In 2003, Quest Diagnostics added innovation to its list of corporate goals, and innovation is now a core company value, says Steinhoff. The company measures its innovation success by quantifying the number of new medical tests developed, the number and acceptance of new electronic products, the number of patents filed, and the number of new strategies implemented.

Steinhoff says they have filed 15 percent to 20 percent more patents since the focus on innovation began last year. The number of new medical tests has remained about the same, but the importance of the tests has increased. "Our [increased] sales show that the tests are better targeted now to meet consumer needs," he says.

Like Quest Diagnostics, Whirlpool decided several years ago that innovation should be "embedded" throughout the organization as a core competency. Its products and services should be "part and parcel of a large consumer brand strategy," says Binkley, "and not just innovation for innovation's sake."

As the company set about building innovation into the culture, Whirlpool gathered information from a number of consultants. "Some say innovation's at the top," says Binkley. "Some say it comes in small groups.
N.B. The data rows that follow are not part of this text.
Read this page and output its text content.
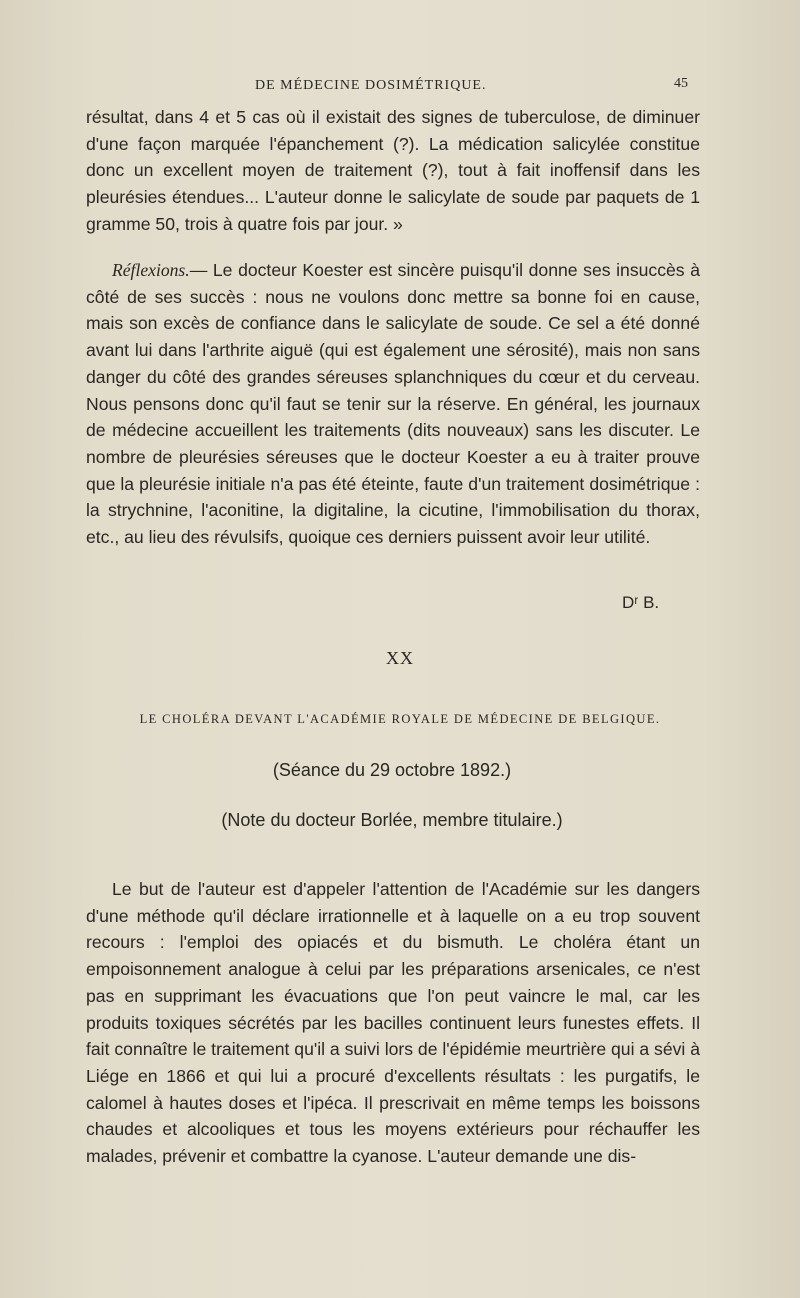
DE MÉDECINE DOSIMÉTRIQUE.	45

résultat, dans 4 et 5 cas où il existait des signes de tuberculose, de diminuer d'une façon marquée l'épanchement (?). La médication salicylée constitue donc un excellent moyen de traitement (?), tout à fait inoffensif dans les pleurésies étendues... L'auteur donne le salicylate de soude par paquets de 1 gramme 50, trois à quatre fois par jour. »

Réflexions.— Le docteur Koester est sincère puisqu'il donne ses insuccès à côté de ses succès : nous ne voulons donc mettre sa bonne foi en cause, mais son excès de confiance dans le salicylate de soude. Ce sel a été donné avant lui dans l'arthrite aiguë (qui est également une sérosité), mais non sans danger du côté des grandes séreuses splanchniques du cœur et du cerveau. Nous pensons donc qu'il faut se tenir sur la réserve. En général, les journaux de médecine accueillent les traitements (dits nouveaux) sans les discuter. Le nombre de pleurésies séreuses que le docteur Koester a eu à traiter prouve que la pleurésie initiale n'a pas été éteinte, faute d'un traitement dosimétrique : la strychnine, l'aconitine, la digitaline, la cicutine, l'immobilisation du thorax, etc., au lieu des révulsifs, quoique ces derniers puissent avoir leur utilité.

Dʳ B.
XX
LE CHOLÉRA DEVANT L'ACADÉMIE ROYALE DE MÉDECINE DE BELGIQUE.
(Séance du 29 octobre 1892.)
(Note du docteur Borlée, membre titulaire.)

Le but de l'auteur est d'appeler l'attention de l'Académie sur les dangers d'une méthode qu'il déclare irrationnelle et à laquelle on a eu trop souvent recours : l'emploi des opiacés et du bismuth. Le choléra étant un empoisonnement analogue à celui par les préparations arsenicales, ce n'est pas en supprimant les évacuations que l'on peut vaincre le mal, car les produits toxiques sécrétés par les bacilles continuent leurs funestes effets. Il fait connaître le traitement qu'il a suivi lors de l'épidémie meurtrière qui a sévi à Liége en 1866 et qui lui a procuré d'excellents résultats : les purgatifs, le calomel à hautes doses et l'ipéca. Il prescrivait en même temps les boissons chaudes et alcooliques et tous les moyens extérieurs pour réchauffer les malades, prévenir et combattre la cyanose. L'auteur demande une dis-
Some say get all the innovators together in a room; others say they've got to be put in a separate building so boring people like myself don't get in the way."

Then, says Binkley, they talked to Gary Hamel, a founding member of the Chicago-based consulting firm Strategos and author of Leading the Revolution: How to Thrive in Turbulent Times by Making Innovation a Way of Life (Plume Books, 2002). "I think he's absolutely the leading thinker on innovation," Binkley says. "Hamel said there are tools, processes and systems that you could put in a company to drive innovation," Binkley says, and that anyone could be trained to innovate.

While it is true that some skills are innate, and everybody is not equally adept at innovation, Hamel says, "you can dramatically raise the innovative potential of just about anybody." Don't be elitist about where ideas can come from, he says. "Mobilize and monetize the imagination of every employee." The Toyota Co. realized decades ago, says Hamel, that it could realize a "positive ROI [return on investment] by investment in the problem-solving skills of every employee."